Snow surface temperature is calculated from the measured outgoing longwave radiation. It indicates, for example, whether a moist snowpack has refrozen, and is also a key variable used by the model SNOWPACK to calculate the snowpack. The maximum snow surface temperature is 0 °C (the melting point of ice). If a higher value is measured, either bare ground is exposed on at least a portion of the measuring site, or the sensor is faulty.
The air temperature is measured directly. The pattern traced by the air and snow temperature curves permits conclusions to be drawn about the extent of cloud cover. When the two curves trace a similar pattern, the weather is overcast; when they diverge and the surface temperature is lower than 0 °C, the skies are clear.
Air-temperature sensors cannot be ventilated because of the lack of energy. On fine days when there is no wind, the sun heats up the sensor housing. When this happens, the air temperature measured at around midday is too high. The air temperature is also measured at MeteoSwiss's SMN stations. These stations use cooled sensors, meaning that this problem does not occur there. However, there are only a few of these stations at high altitude.

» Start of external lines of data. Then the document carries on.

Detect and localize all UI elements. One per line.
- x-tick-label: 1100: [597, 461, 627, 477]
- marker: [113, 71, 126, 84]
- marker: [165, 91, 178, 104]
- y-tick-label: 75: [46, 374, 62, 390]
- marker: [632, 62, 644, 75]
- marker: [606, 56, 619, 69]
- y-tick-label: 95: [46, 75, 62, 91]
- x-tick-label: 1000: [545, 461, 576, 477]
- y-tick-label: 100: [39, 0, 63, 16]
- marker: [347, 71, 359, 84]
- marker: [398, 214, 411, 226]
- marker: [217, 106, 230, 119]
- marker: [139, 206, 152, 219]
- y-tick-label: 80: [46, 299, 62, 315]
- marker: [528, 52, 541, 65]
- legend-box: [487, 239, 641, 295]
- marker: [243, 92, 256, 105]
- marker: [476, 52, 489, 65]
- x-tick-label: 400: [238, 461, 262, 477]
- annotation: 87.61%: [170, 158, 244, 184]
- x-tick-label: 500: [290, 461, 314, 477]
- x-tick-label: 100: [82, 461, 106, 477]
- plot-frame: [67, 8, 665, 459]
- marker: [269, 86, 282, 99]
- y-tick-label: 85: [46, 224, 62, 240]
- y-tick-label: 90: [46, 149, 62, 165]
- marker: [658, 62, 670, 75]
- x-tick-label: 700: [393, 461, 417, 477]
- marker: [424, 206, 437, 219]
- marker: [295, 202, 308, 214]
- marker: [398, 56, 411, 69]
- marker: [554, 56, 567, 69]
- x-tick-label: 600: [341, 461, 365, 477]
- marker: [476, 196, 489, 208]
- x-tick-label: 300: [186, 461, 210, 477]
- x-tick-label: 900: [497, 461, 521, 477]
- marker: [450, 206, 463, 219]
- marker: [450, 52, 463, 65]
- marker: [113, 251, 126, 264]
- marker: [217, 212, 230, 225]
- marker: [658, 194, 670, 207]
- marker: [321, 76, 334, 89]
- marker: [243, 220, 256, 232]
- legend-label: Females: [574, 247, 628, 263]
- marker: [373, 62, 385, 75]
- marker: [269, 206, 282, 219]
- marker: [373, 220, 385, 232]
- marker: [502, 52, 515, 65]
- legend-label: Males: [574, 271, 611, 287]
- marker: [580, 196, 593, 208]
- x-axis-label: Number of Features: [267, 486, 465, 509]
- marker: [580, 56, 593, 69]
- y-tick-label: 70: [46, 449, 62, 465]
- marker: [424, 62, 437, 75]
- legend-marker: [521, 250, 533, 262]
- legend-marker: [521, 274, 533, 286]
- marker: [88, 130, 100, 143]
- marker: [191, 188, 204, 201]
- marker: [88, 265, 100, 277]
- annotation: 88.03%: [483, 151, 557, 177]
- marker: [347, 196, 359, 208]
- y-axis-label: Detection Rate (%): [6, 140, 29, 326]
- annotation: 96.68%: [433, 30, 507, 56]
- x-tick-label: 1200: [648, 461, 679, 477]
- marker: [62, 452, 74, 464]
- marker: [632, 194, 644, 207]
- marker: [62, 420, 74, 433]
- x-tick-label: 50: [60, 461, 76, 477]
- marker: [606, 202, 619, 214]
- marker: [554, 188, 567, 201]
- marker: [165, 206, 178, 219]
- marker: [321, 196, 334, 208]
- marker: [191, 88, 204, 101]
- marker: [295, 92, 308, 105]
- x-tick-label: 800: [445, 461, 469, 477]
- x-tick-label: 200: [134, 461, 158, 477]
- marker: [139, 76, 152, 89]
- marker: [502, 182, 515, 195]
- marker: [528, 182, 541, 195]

The wind can transport both fresh snow and loosely bonded old snow, and therefore exerts a major influence on the avalanche danger. Propellers installed at the automated IMIS stations measure both wind direction and wind speed. The indicated values are those recorded by the IMIS wind stations, which are located on exposed ridges at high altitudes.
|Mean:||vectorial mean over 30 minutes|
|Direction:||direction of vectorial means|
|Peak wind:||Maximum gust lasting 5 seconds recorded during the 30-minute measuring period. This variable is expressed as the wind velocity. The applied direction is the vectorial mean for the entire half-hour measuring period.|
Problem: Deposition of hoarfrost
Given the lack of an adequate power supply, the sensors installed at most stations are not heated. In the presence of supercooled water droplets and wind, the sensors can become coated with hoarfrost. If the meteorological parameters indicate the existence of such conditions, for a short time the measured wind values are not used. In some cases, the data captured by a sensor encrusted with hoarfrost can still be shown. In such instances, either the anemometer is not rotating and indicates a constant value for the duration of the hoarfrost, or it is rotating more slowly than the actual wind speed. The second of these two cases is very difficult to detect. The best option is to compare the values with those recorded by neighbouring stations or heated SwissMetNet (SMN) stations operated by MeteoSwiss. However, only a few such stations are located at high altitudes.